L’argument industriel des SMR se heurte à un problème d’échelle
Les petits réacteurs modulaires sont depuis longtemps présentés comme le redémarrage pragmatique du nucléaire : des unités plus petites, une production en usine, moins de capital en risque et une moindre exposition aux retards et aux dépassements de coûts qui ont pénalisé les grands projets de réacteurs. Mais une nouvelle critique avance que la promesse centrale du secteur dépend d’une condition que l’industrie n’a toujours pas remplie : la convergence.
Selon le matériel source, le cas économique des SMR n’a jamais consisté simplement à rendre les réacteurs plus petits. Il s’agissait de fabriquer encore et encore les mêmes réacteurs, ou des réacteurs très proches, avec des outils stables, des fournisseurs stables, des régimes d’inspection stables, une formation stable et une demande soutenue. C’est cette logique industrielle qui a entraîné la baisse des coûts des panneaux solaires, des batteries et des éoliennes. La répétition, pas la rhétorique, crée les courbes d’apprentissage.

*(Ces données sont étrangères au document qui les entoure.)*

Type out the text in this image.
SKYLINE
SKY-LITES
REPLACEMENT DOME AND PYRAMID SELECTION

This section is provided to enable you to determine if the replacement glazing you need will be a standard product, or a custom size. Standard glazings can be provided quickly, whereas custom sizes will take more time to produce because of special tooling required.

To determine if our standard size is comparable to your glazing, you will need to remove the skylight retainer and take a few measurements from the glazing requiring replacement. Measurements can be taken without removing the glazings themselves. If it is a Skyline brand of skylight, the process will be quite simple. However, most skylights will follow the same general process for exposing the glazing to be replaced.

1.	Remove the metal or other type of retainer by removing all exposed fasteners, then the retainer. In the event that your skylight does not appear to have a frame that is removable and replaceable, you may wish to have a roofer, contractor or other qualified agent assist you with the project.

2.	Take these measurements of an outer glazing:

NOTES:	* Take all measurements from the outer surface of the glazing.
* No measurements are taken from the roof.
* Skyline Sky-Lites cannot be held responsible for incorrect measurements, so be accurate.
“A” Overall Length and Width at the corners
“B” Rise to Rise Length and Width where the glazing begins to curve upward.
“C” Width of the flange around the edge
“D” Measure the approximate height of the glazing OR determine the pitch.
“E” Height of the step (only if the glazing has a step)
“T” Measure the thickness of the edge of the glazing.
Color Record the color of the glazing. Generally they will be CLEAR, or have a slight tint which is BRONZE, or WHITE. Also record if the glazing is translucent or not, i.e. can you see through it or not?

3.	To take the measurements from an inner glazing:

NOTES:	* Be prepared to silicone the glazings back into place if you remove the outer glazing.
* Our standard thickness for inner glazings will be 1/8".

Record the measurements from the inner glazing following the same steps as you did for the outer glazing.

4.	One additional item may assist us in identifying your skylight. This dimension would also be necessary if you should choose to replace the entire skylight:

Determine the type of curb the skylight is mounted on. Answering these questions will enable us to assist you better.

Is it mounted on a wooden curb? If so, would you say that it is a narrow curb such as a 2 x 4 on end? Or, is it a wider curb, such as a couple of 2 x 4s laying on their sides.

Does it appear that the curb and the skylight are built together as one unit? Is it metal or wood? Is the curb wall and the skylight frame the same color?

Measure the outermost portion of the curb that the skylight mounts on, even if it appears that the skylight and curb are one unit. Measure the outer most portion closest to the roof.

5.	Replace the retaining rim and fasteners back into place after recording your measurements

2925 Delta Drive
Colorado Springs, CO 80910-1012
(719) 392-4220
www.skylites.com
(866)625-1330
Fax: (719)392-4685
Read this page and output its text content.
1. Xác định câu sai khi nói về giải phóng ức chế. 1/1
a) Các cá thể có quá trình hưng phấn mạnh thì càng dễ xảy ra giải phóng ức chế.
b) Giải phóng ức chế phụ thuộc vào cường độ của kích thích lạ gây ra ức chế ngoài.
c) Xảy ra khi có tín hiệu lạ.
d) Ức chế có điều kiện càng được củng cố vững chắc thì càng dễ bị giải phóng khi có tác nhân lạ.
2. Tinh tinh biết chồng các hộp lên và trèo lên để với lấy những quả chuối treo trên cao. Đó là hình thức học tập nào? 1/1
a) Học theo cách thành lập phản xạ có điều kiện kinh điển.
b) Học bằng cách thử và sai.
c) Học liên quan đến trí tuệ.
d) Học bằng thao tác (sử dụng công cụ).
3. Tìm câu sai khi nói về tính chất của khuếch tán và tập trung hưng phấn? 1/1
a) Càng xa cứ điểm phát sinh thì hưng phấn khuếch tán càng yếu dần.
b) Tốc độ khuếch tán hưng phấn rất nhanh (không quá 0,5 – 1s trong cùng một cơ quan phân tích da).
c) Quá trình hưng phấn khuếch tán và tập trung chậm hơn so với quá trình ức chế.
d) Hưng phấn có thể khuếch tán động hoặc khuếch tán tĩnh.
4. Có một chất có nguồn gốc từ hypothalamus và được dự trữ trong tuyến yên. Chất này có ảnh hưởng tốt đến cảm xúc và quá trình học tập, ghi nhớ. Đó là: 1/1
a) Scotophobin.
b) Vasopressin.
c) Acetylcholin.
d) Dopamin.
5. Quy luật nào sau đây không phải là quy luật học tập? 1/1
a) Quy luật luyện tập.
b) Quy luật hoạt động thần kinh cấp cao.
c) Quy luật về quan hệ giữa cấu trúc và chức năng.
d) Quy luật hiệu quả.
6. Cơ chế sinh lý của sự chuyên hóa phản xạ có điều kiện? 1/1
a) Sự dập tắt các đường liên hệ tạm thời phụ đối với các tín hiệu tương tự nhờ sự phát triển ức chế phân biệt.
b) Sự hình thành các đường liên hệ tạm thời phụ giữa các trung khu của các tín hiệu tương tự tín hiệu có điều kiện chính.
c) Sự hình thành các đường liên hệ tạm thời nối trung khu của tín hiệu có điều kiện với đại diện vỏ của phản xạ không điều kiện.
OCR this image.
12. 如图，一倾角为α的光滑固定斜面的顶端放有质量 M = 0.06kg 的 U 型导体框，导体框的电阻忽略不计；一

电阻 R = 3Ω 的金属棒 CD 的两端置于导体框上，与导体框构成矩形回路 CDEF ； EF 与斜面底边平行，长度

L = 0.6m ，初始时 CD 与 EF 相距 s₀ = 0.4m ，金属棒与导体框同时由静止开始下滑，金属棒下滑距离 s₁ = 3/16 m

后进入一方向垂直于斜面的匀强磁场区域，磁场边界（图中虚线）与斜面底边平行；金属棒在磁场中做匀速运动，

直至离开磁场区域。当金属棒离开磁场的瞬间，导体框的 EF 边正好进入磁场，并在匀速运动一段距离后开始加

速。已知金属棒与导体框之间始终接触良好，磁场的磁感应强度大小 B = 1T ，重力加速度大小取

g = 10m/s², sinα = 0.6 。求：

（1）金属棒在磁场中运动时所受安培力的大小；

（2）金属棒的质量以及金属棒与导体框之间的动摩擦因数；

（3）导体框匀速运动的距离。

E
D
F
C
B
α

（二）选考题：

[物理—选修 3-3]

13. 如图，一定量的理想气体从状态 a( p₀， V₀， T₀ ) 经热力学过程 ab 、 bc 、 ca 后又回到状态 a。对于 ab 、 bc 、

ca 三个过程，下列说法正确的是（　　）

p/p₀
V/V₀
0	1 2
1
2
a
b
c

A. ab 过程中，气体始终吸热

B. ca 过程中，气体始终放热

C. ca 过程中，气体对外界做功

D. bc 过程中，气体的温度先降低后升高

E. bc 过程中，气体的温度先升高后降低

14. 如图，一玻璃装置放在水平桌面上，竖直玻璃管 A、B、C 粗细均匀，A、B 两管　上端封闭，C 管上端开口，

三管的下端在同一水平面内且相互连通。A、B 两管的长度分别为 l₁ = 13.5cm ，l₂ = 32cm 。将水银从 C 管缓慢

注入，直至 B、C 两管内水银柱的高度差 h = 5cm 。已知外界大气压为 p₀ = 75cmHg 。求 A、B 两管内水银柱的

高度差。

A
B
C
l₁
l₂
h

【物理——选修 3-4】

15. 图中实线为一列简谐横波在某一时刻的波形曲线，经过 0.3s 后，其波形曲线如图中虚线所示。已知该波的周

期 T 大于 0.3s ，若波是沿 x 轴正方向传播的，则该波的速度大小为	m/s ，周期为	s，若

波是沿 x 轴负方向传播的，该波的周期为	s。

Le problème des SMR, c’est que le secteur reste encombré d’approches concurrentes. La source indique qu’une évaluation antérieure avait recensé 57 conceptions et idées de SMR réparties en 18 grands types. Depuis, le tableau de bord de l’Agence de l’énergie nucléaire de l’OCDE a suivi plus de 120 technologies SMR dans le monde, avec environ 70 à 80 apparaissant dans des éditions récentes après exclusion de certaines conceptions mises en pause, inactives, non financées ou non participantes. Au lieu de converger vers un petit nombre de plateformes dominantes, le paysage reste dispersé.
Pourquoi la fragmentation compte
Cette fragmentation compte parce que les projets nucléaires ne sont pas des produits de consommation interchangeables. Chaque conception s’accompagne de son propre dossier de sûreté, de son parcours de qualification du combustible, de son processus d’autorisation, de ses exigences de site, de ses dispositifs de sécurité, de ses besoins de formation des opérateurs, de sa planification des déchets et de sa structure de responsabilité à long terme. En d’autres termes, le coût de la variété est exceptionnellement élevé.
L’argument de la source est simple : la fabrication en usine ne crée pas de baisse de coûts simplement parce qu’elle est invoquée dans des présentations. C’est la standardisation qui permet à un modèle industriel de fonctionner. Sans cela, chaque famille de conception risque de devenir sa propre île industrielle, trop petite pour produire la répétition manufacturière nécessaire à la baisse des coûts.
Il s’agit d’une version plus tranchante d’une critique qui accompagne les SMR depuis des années. Les partisans ont justement identifié les principales faiblesses des grands chantiers nucléaires classiques. Les centrales de grande taille sont coûteuses à financer, prennent des années à être achevées et peuvent imposer des risques importants sur les bilans et sur le plan politique en cas d’échec. Les SMR promettent une manière de contourner ces contraintes. Mais si l’échange consiste en un secteur mondial divisé en dizaines de concepts distincts, les avantages espérés de la production modulaire risquent d’être dilués avant même de se concrétiser.